How durable is durability?
, by Link6616
Simple answer: Not very durable at all.
I love my Japanese RPGs quite a lot, despite all their issues there is something about them that is nice. However, they’ve typically always had one issue, magic was rarely powerful enough to feel like it’s worth using in most encounters. In fact magic is almost always worth using in JRPGs, but the issue here is MP until recent games was always a limited, hard to recover, resource, and attacking isn’t. Attacking costs nothing, and in many games still deals quite a lot. So magic usually gets saved for harder bosses, weaknesses, or healing.
One of the possible solutions to this issue is that of having your weapons degrade as you use them. What this does is change up that dynamic, attacking is now a limited resource. This means that every round is much more of a decision than before. The choice goes from attack for free or spend MP on spells to using up an item on attacking, or spending MP on something assuming the game kept traditional magic. However most games that use such a system usually don’t succeed for many reasons. But here are the main two:
They make the system so irrelevant you can ignore it.
Take Diablo 2. Your weapons and armor degrade as you use them. The amount of times that will happen outside of a few self imposed challenges is approximately 0 times. Repairing costs are trivial from the start of the game, so all it really does is add a click to your routine, and force you to ditch some weapons because they can’t be repaired at all.
It gives you so many items it never matters that some will break.
Riviera is a classic example of this. You are given a limited inventory of 16 items, it gets filled up within an hour of playing and from then on you are constantly throwing out items, many of the copies of older ones that simply replace the slightly used ones. This along side the fact that not only Riviera’s planned battles give you items, but that the infinitely available ‘practice battles’ that do not consume your items but let you level up also give you items means that you are never in any danger of breaking all but the rarer weapons.
These are by far the most common of the issues with these systems. Both these issues are usually result of one common idea: The player is stupid and might get themselves stuck. While it’s important to prevent the player getting into a loose condition they can’t get out of, most games with these kinds of systems fall prey to it, most games if you ever see your item break it’s almost like saying you lost, despite the difficulty in that happening often.

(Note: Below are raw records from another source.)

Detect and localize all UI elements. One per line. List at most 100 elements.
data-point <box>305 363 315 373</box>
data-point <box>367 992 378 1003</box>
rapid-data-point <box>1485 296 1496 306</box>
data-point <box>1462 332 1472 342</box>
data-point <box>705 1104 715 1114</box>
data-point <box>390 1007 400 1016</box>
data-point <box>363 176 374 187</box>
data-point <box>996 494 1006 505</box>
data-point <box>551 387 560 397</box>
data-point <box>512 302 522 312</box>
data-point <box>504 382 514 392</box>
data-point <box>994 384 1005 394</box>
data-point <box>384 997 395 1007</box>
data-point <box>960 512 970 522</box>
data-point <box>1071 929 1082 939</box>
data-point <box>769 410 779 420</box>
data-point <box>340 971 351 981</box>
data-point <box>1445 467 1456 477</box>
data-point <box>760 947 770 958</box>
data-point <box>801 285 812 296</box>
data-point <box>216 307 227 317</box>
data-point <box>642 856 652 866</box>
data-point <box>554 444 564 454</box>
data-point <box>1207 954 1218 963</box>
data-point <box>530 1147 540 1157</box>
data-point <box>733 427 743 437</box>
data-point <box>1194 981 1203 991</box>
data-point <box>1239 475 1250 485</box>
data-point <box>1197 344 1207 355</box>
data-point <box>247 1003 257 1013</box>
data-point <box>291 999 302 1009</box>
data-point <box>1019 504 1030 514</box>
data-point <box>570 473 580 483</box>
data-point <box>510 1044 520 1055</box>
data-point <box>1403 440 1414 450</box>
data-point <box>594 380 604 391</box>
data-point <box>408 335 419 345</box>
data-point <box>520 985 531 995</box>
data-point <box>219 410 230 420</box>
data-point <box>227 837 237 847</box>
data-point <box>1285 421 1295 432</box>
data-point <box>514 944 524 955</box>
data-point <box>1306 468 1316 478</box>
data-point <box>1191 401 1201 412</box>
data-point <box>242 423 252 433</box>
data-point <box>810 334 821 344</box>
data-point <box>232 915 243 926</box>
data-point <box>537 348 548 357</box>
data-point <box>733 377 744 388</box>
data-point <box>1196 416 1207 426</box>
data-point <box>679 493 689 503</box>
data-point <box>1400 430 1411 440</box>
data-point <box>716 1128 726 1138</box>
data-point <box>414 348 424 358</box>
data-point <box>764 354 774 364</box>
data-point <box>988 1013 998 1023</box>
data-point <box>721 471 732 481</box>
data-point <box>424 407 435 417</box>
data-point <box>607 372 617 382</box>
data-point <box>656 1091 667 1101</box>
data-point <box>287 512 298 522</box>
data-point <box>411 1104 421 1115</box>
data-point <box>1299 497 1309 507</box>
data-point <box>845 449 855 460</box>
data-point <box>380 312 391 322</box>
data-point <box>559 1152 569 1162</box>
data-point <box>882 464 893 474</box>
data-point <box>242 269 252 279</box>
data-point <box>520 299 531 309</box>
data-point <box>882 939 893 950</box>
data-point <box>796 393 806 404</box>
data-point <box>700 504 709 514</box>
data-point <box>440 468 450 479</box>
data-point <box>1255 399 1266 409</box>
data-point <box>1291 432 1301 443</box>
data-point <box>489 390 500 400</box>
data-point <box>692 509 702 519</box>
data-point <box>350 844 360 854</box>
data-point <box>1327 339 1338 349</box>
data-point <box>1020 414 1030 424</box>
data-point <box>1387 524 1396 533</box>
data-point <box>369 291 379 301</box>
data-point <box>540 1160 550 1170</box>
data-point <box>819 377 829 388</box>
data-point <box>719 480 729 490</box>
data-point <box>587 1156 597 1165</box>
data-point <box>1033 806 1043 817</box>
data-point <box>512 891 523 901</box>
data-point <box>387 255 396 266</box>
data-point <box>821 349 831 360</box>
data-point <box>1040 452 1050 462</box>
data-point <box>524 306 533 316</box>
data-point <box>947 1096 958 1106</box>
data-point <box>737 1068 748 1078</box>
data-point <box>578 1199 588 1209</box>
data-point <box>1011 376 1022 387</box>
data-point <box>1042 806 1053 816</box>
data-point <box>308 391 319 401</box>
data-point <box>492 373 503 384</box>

Fire Emblem is possibly one of the best examples of an item degradation system working. You’ll always be able to get more of the basic iron or steel weapons, but the more unique ones with special powers must be used carefully, and since you never have the option not to retaliate, if you don’t plan carefully you might be forced to waste your axe of armor breaking on 20 foot soldiers.
And it’s this reason Fire Emblem succeeds as opposed to Diablo 2 and Riviera. Item degradation is a looming threat you are always playing around, but you are given more than enough resources to succeed. You just aren’t given enough resources to always choose what might be the best option at all times. For a system to have be worth using, it must factor into your choices. Durability isn’t an issue in Diablo 2 or Riveria, and so as a system is practically not there. The Fire Emblem series manages to keep the issue in your mind, but also prevent it from being stressful.